Texas Democrat Julian Castro, a former San Antonio mayor and top U.S. housing official, formally launched his White House bid on Saturday. Former U.S. Representative John Delaney has been running for more than a year. U.S. Senator Elizabeth Warren of Massachusetts formed an exploratory committee last month and Representative Tulsi Gabbard said Friday that she will run for president.
Some in the party believe an establishment figure who can appeal to centrist voters is the way to victory. Others argue a fresh face, and particularly a diverse one, is needed to energize the party’s increasingly left-leaning base.
Gillibrand was a member of the centrist and fiscally conservative Blue Dog Coalition while in the House of Representatives. Her positions became more liberal after she was appointed to fill the Senate seat vacated by Hillary Clinton in New York when Clinton became former President Barack Obama’s secretary of state.
Gillibrand then won the seat in a special election and was re-elected to six-year terms in 2012 and 2018. She has attributed the ideology shift to representing a liberal state versus a more conservative district.
As a senator, Gillibrand was outspoken about rape in the military and campus sexual assault years before the #MeToo movement against sexual harassment and assault first arose in 2017.
In late 2017, as she pushed for a bill changing how Congress processes and settles sexual harassment allegations made by staffers, some prominent party leaders criticized her for being the first Democratic senator to urge the resignation of Senator Al Franken, who was accused of groping and kissing women without their consent.
During the same period, Gillibrand said Hillary Clinton’s husband, former President Bill Clinton, should have resigned from the White House after his affair with intern Monica Lewinsky, which led to his impeachment by the House. Some criticized the senator for attacking the Clintons, who had supported her political career.

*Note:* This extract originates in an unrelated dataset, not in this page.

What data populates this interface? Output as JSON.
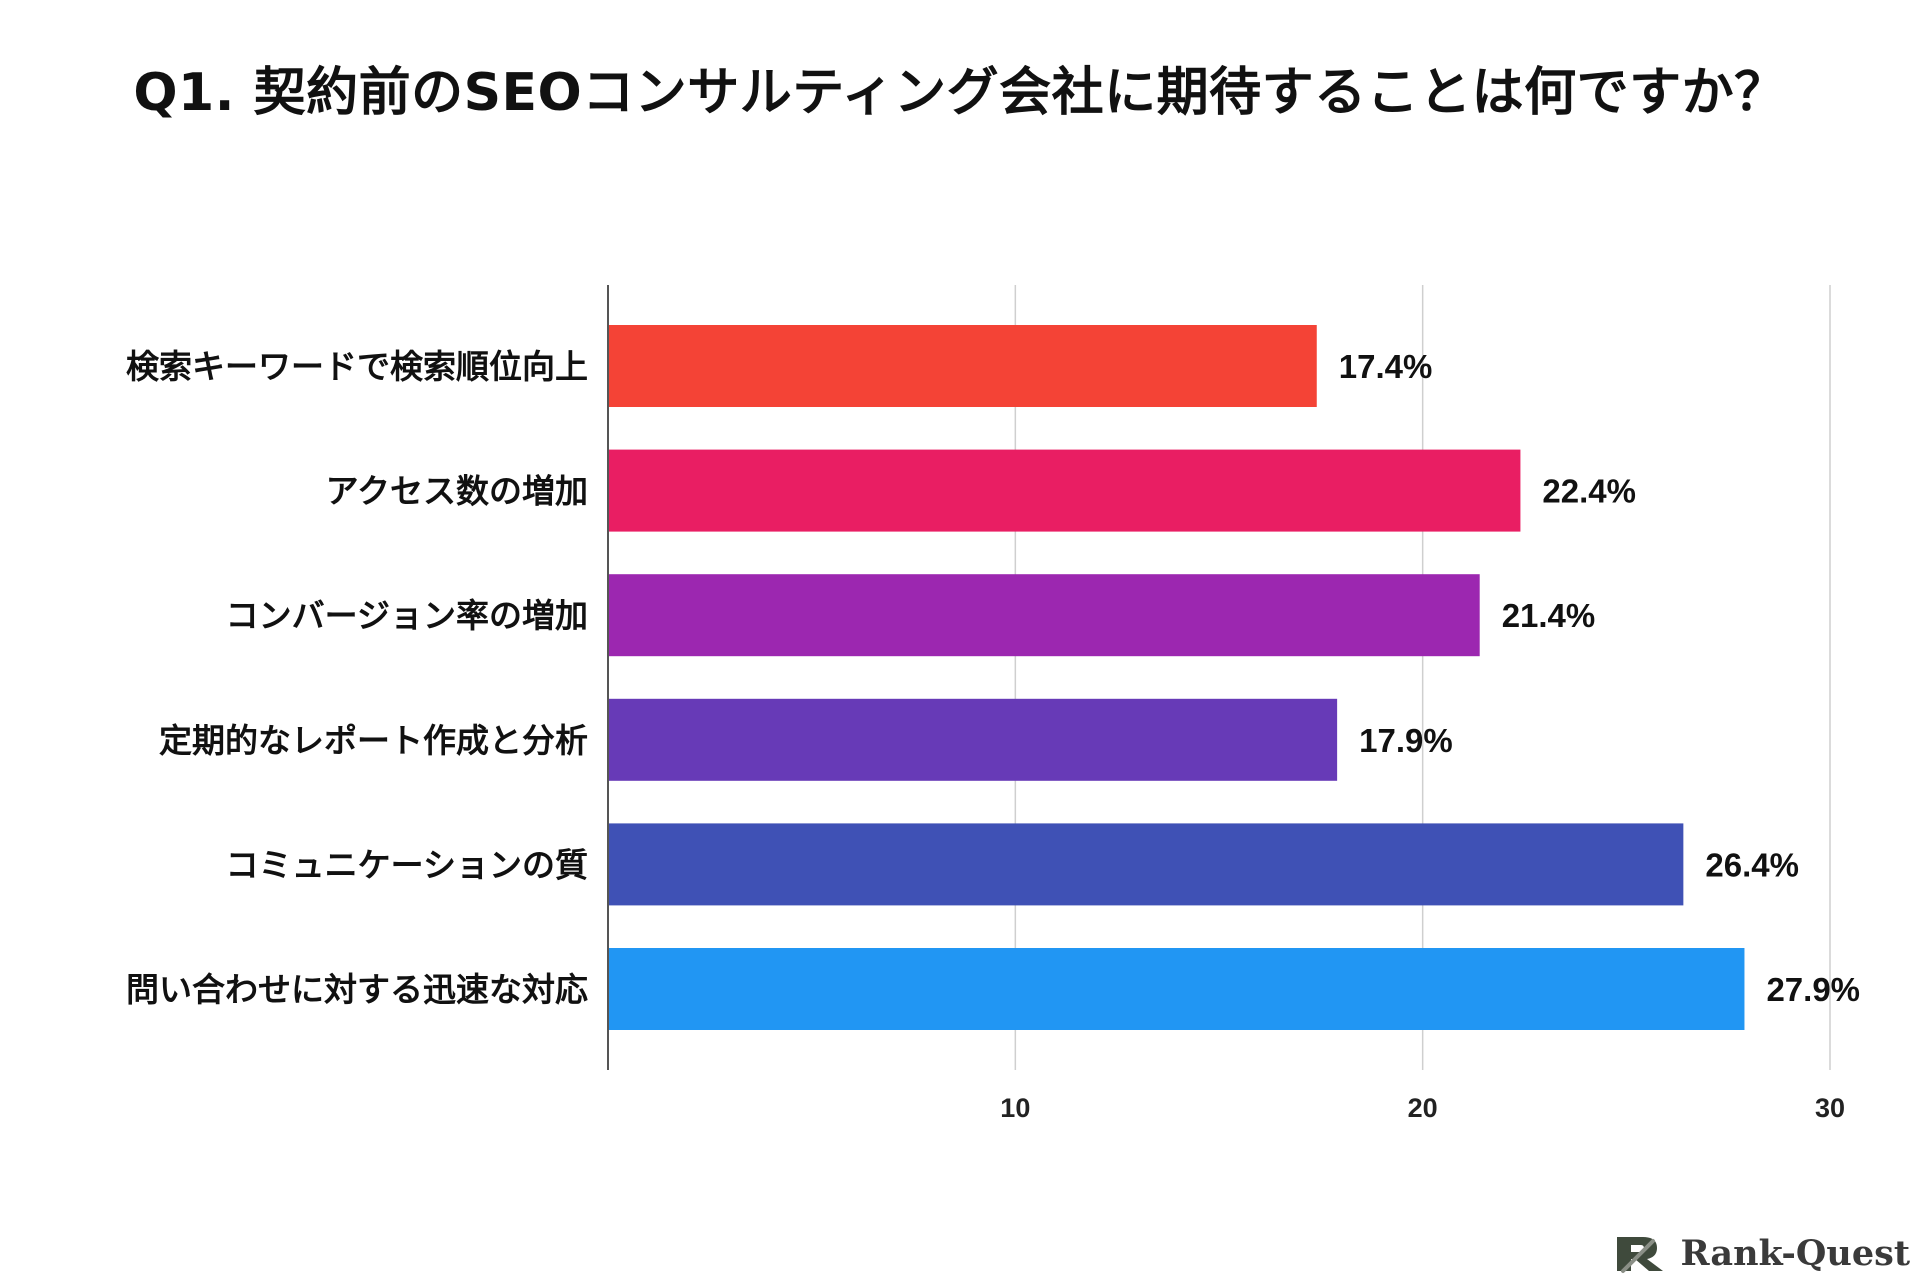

Gillibrand backs a Medicare-for-all bill championed by Democratic Party liberals. She was the first senator to call in June 2018 for the abolishment of Immigration and Customs Enforcement (ICE) amid controversy over Trump’s separation of families entering the country at the U.S.-Mexico border.
“I believe healthcare should be a right and not a privilege,” Gillibrand told Colbert.
In a dig at Trump, Gillibrand said the first thing she would do if elected to the White House is “restore what’s been lost” like the “integrity and compassion of this country.”
“You have to start by restoring what’s been lost, restoring our leadership in the world, addressing things like global climate change and being that beacon of light and hope in the world,” Gillibrand said.
Trump and Gillibrand have sparred publicly in the past. In December 2017, the president targeted her with a sexually tinged tweet, calling her a “total flunky” who had “come to my office ‘begging’ for campaign contributions not so long ago (and would do anything for them).”
Gillibrand shot back immediately on Twitter.
“You cannot silence me or the millions of women who have gotten off the sidelines to speak out about the unfitness and shame you have brought to the Oval Office,” she wrote.